Ball and Sphere (metric space)

In a metric space, the ball of a given radius around its centre is the set of points with a distance to the centre less than the radius, where the notion of distance comes from the metric. Balls provide the basis of defining the notion of an open set, and many other fundamental ideas in metric spaces.

Open Ball

Given a metric space \((X, d)\) the open ball of radius \(r\) centred at \(x_{0}\) is defined to be:

\[ B_{r}(x_{0}) = B(r, x_{0}) = \{x \in X : d(x, x_{0}) < r\}.\]

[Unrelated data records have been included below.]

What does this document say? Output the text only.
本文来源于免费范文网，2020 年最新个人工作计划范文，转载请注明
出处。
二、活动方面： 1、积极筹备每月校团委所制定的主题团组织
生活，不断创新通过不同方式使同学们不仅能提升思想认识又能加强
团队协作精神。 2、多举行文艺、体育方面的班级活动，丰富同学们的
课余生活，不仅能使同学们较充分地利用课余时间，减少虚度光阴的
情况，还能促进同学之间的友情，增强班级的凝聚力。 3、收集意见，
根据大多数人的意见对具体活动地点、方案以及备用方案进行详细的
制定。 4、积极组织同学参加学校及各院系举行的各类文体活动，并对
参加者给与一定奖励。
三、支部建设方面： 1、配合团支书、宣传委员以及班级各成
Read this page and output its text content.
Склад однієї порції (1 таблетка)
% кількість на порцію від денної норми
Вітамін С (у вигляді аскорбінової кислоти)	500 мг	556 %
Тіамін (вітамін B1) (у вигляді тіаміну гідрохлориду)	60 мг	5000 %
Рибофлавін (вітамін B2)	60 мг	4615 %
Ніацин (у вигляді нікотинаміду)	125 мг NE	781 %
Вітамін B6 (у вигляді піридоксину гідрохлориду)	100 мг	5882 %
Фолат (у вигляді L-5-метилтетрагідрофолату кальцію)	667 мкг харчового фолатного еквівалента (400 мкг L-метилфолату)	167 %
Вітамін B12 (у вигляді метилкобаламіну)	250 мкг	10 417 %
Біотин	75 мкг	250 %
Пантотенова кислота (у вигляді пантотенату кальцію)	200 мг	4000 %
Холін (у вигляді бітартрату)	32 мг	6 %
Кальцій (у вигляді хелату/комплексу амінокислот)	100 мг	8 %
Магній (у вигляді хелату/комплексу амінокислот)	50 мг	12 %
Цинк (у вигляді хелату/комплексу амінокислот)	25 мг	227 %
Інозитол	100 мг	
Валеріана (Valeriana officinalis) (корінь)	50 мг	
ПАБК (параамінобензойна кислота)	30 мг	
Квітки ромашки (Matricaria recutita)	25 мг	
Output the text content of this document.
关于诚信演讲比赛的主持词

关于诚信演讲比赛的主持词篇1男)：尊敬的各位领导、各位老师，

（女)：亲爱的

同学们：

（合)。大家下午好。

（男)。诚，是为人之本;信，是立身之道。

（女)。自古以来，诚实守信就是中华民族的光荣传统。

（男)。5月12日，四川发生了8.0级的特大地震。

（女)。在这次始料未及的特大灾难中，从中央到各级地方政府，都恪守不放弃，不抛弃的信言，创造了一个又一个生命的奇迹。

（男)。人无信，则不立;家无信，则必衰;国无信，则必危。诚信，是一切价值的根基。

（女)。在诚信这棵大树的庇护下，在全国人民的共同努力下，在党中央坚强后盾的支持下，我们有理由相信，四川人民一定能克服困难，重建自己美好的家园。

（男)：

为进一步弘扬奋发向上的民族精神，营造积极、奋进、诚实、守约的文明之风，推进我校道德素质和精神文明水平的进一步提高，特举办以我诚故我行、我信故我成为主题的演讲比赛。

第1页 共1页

Note specifically the use of the \(<\) sign, which means the set of points exactly \(r\) distance from \(x_0\) are not included in the ball.

Closed Ball

The closed ball is defined in much the same way, with the only difference being that now the points \(r\) distance from \(x_0\) are inlcuded.

Definition

Given a metric space \((X, d)\), the closed ball with radius \(r\) and centre \(x_{0}\) is defined as:

\[ \overline{B_{r}(x_{0})} = \overline{B(r, x_{0})} = \{x \in X : d(x, x_{0}) \leq r\}.\]

Note the use of \(\overline{B(r, x_{0})}\) since a closed ball defined as above is in fact the closure of the corresponding open ball.

Sphere

Definition

Often the boundary of a ball is called a sphere.

For an intuition for how balls change depending on the metric used, see unit balls in \(\mathbb{R}^2\).